The Ford government did not make a minister available to speak with TVO Today directly about the case. An emailed statement from Minister of Children, Community and Social Services Michael Parsa highlighted the government’s increases to ODSP and OW funding, its decision to increase the amount of earned-income that recipients can keep before facing a clawback, and other measures — while otherwise declining to speak about a matter that is before the courts.
If they eventually prevail in court, the basic-income participants may be able to draw on an unusual but recent precedent: the 2020 decision in Seelster Farms et al v. Her Majesty the Queen, which involved a dispute over Ontario’s relationship with horseracing.
In 2012, with the province in a deep fiscal deficit, the then-Liberal government under Dalton McGuinty scoured the public accounts looking for any way to pare down expenses and increase revenues. One of the pots of money it found was the Slots at Racetracks Program, which shared revenues from slot machines at racetracks with the racetracks themselves via agreements signed with Ontario Lottery and Gaming (the provincial agency that regulated gambling in Ontario). Cabinet directed OLG to cancel its agreements with racetracks, meaning the revenue from slot machines would instead flow to the government’s coffers.
The financial effect on the province’s racetracks was devastating, and several racetracks ceased operations entirely. The evidence presented during the eventual trial suggested that the political staff at Queen’s Park had a remarkably cavalier attitude toward the sector. It’s arguable that the decision didn’t even substantially increase provincial revenues in the end after all. But, in this context, the noteworthy point is that it wasn’t racetracks that sued the government and won — it was standardbred horse breeders who owned farms and had invested substantially in their operations, with the reasonable expectation (as determined by the court) that a long-standing provincial program would be maintained, not least because many agreements had been renewed as recently as 2010.

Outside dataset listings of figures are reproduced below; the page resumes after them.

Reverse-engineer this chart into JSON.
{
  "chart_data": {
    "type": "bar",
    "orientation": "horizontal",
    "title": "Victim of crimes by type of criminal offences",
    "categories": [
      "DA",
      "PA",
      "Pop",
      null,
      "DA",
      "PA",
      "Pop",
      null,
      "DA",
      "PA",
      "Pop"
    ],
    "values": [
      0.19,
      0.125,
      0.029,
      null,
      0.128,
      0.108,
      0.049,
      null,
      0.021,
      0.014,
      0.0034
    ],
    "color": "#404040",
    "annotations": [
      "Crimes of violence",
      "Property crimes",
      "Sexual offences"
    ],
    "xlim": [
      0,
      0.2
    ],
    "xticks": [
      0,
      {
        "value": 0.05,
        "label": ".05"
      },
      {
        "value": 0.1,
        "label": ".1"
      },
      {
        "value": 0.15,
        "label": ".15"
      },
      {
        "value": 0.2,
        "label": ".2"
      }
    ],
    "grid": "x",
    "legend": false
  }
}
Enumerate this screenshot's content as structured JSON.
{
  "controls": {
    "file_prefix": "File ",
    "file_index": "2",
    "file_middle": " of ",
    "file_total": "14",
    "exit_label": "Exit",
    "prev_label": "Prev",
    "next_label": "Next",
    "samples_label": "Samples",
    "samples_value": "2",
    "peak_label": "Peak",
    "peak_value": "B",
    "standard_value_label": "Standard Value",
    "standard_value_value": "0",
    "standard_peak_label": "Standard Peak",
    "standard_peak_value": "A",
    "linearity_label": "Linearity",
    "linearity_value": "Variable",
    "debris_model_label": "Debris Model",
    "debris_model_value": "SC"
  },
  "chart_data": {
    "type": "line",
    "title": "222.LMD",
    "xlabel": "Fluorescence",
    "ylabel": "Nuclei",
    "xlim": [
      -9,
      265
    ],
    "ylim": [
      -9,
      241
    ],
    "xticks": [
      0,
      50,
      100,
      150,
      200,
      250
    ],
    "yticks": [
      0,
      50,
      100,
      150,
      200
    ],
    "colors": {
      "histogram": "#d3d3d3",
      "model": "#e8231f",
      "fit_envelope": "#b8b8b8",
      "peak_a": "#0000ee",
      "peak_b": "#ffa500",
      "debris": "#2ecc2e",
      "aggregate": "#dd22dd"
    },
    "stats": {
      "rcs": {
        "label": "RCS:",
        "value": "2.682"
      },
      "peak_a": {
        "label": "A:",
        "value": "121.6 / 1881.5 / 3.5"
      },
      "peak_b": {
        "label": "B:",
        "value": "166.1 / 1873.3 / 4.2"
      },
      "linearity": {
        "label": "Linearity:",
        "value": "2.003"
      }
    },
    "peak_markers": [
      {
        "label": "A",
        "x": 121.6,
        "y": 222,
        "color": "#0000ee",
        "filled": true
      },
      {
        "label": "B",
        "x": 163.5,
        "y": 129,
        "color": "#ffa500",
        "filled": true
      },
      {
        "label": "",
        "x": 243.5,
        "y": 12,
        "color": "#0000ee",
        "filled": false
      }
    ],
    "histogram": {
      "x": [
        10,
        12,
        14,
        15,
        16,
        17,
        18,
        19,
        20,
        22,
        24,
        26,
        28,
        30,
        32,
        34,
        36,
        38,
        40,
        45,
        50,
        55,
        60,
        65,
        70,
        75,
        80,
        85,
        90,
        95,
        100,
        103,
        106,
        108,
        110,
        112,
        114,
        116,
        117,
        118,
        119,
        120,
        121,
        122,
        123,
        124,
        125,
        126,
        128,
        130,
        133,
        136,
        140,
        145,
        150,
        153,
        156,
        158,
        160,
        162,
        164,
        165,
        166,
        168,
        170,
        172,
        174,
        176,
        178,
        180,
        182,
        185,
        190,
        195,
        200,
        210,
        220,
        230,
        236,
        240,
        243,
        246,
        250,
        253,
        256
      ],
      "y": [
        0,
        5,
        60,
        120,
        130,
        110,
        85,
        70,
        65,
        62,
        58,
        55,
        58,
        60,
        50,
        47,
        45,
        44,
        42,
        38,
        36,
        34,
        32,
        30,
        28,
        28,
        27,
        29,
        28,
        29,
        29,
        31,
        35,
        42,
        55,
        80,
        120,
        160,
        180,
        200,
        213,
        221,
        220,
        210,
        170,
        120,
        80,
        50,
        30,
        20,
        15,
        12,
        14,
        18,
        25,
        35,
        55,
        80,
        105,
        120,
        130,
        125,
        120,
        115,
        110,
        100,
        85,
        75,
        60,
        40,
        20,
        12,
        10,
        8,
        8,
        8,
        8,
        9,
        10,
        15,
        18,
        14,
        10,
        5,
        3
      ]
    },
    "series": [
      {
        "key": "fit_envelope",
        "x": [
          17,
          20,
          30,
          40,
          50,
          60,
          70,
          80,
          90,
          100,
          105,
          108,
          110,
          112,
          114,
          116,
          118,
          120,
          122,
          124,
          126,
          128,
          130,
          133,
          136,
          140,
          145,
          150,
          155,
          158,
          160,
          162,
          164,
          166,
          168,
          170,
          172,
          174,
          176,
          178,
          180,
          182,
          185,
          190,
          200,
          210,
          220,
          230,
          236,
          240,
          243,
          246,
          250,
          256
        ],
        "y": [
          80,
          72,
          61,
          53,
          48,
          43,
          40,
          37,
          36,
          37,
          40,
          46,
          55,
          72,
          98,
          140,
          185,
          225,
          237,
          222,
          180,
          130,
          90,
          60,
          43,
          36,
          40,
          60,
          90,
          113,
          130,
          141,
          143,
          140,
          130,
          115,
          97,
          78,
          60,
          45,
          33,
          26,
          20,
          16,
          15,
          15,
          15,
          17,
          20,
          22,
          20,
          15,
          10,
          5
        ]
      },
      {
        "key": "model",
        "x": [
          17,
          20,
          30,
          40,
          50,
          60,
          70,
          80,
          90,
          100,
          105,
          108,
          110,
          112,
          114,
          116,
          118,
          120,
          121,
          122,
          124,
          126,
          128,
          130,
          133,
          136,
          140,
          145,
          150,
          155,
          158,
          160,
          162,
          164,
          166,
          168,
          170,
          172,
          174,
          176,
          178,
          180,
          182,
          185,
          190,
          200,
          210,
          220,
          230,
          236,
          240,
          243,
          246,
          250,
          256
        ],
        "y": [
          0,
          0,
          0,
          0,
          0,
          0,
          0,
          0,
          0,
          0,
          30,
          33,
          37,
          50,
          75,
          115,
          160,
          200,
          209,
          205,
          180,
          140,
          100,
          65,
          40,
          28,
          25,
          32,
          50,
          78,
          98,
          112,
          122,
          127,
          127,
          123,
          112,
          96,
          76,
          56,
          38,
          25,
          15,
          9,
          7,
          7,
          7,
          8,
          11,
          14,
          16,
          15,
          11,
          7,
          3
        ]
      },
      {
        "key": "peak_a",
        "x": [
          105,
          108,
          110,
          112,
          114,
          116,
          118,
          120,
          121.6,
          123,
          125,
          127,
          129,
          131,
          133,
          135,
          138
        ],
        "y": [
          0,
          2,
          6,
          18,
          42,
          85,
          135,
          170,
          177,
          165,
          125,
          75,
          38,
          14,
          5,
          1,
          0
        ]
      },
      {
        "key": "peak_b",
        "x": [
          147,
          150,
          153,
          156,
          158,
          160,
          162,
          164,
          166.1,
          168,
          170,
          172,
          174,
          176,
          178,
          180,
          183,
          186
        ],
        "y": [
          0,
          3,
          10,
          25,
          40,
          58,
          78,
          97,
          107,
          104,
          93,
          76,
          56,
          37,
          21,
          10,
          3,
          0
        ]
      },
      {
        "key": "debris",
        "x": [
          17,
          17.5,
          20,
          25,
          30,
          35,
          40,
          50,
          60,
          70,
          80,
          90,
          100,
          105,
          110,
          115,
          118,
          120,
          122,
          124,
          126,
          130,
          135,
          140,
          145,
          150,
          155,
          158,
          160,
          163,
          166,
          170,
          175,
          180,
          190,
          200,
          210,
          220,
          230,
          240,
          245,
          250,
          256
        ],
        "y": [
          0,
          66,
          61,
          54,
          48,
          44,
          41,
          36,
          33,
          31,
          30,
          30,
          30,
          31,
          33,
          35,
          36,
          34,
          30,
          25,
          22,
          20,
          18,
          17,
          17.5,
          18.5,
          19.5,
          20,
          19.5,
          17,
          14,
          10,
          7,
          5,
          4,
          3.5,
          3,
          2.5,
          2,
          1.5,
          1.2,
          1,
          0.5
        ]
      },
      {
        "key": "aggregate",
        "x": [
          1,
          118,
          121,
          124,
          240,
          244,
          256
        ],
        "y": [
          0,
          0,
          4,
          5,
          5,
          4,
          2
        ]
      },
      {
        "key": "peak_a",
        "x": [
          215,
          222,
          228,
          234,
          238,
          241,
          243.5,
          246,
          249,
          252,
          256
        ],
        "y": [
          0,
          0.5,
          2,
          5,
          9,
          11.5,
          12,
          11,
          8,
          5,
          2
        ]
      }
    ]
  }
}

Notably, the court found that the government had breached its contractual obligations with horse breeders, despite the fact that the provincial government and the horse breeders had never signed an actual piece of paper.
Moreau, the lawyer representing basic-income participants, told TVO Today that, if anything, his clients have a substantially greater claim to a breach of contract than the horse breeders did, as pilot participants had to sign substantial documents laying out financial terms and their participation in research about the pilot.
He called on the government to stop spending public dollars contesting the lawsuit.
“Why are they taking so long?” he said. “I have that question in my mind every day — more so since we’ve been successful entirely up to this point.”